LC natural response derivation 4

So now we're going to use the initial conditions to figure out our values, our two constant values A1 and A2 that is in our proposed solution for current for the LC circuit.

So one thing we need to do, because this is a second order equation, we need to have two initial conditions for the variable that we're studying here. So we're studying I right now. We have one initial condition for I, and because we have a second order equation, that means we need two initial conditions for I. So we have one initial condition right here, and what we'd like to know is what is di/dt at time equals zero.
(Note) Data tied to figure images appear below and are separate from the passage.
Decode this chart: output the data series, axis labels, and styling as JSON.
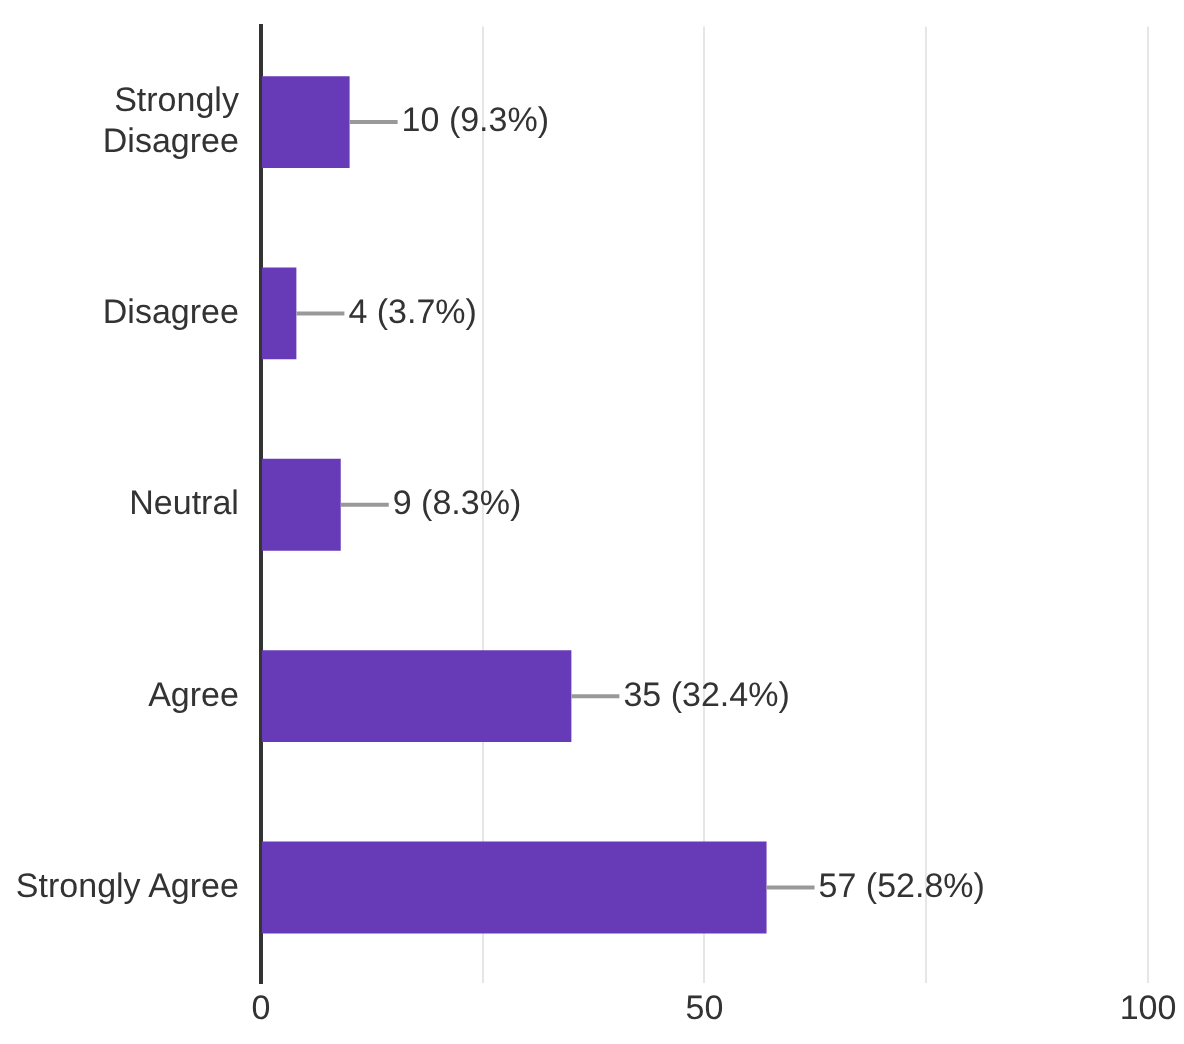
{
  "chart_data": {
    "type": "bar",
    "orientation": "horizontal",
    "categories": [
      "Strongly Disagree",
      "Disagree",
      "Neutral",
      "Agree",
      "Strongly Agree"
    ],
    "values": [
      10,
      4,
      9,
      35,
      57
    ],
    "value_labels": [
      "10 (9.3%)",
      "4 (3.7%)",
      "9 (8.3%)",
      "35 (32.4%)",
      "57 (52.8%)"
    ],
    "color": "#673ab7",
    "xlim": [
      0,
      100
    ],
    "xticks": [
      0,
      {
        "value": 25,
        "label": null
      },
      50,
      {
        "value": 75,
        "label": null
      },
      100
    ],
    "grid": "x",
    "legend": false
  }
}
So the other piece of information we have is this v_kn at time equals zero.

Let's use that and we'll just plug that straight into the inductor equation. So the inductor equation at T equals 0, the voltage across the inductor is V_kn, and that equals L * di/dt. All right, and that means that di/dt equals V_kn over L. So now I have two initial conditions in terms of I. There's one and there's one there, and we can use these now to go after A1 and A2.

First off, let's plug in I for time equals zero and then see if we can work out something over here. So that means at time equals zero, the current is zero, and that equals A1 * cos(ω_kn * 0) + A2 * sin(ω_kn * 0). And what does this evaluate to? Okay, this is sin(0) and sin(0) is 0, and cosine of 0 is 1. So that comes up with 0 equal A1.

Okay, and A1 equals 0 means that this entire term of our solution just dropped out. All right, let me rewrite what we end up with. I equals A2 * sin(ω_kn * t). This whole term here just dropped out of the solution.

So here's our proposed solution down here. Now we need to go after A2. Let's do that. As you might suspect, we're going to use our second initial condition to do that. So to use our initial condition, we need di/dt. So let's take d/dt of this.

We're going to take d/dt of this whole equation, and on the left side, we'll get di/dt, and on the other side, we'll get d/dt of A2 * sin(ω_kn * t). Okay, so far so good? Let's roll it down again. So let's take that derivative. We get di/dt equals A2 comes out of the derivative, and the derivative of sin(ω_kn * t) with respect to t is ω_kn * cos(ω_kn * t).

We apply our initial condition. Let's go to t equals 0 and we know that di/dt was V/L equals A2 * ω_kn * cos(ω_kn * 0). And cosine of 0 goes to one, and so we can solve for A2. A2 equals V_kn over L * ω_kn.

So now we've solved for our second adjustable parameter, and we can write I. I was A2 * sin(ω_kn * t). So let's fill it in for A2. I equals A2, which is V_kn over L * ω_kn * sin(ω_kn * t).

And I want to go back now. I want to write this a little bit differently. I want to go back and plug in our value for ω_kn. So if we remember, we said ω₀ equals 1/sqrt(LC).

So now L * ω_kn equals 1/√(LC) * L, and that equals √(L/C). Lastly, I'll write 1/(L * ω_kn) equals √(C/L), just the reciprocal.

And now we can write I equals √(C/L) * V_kn * sin(ω_kn * t). And that is the solution for the natural response of an LC circuit. It's in the form of a sine wave, and the frequency is determined by ω_kn, which is the two component values, and the amplitude is determined by the energy we started with, which is represented here by V_kn and the ratio of the two components again.

So this is why I said at the beginning that this is where sine waves are born.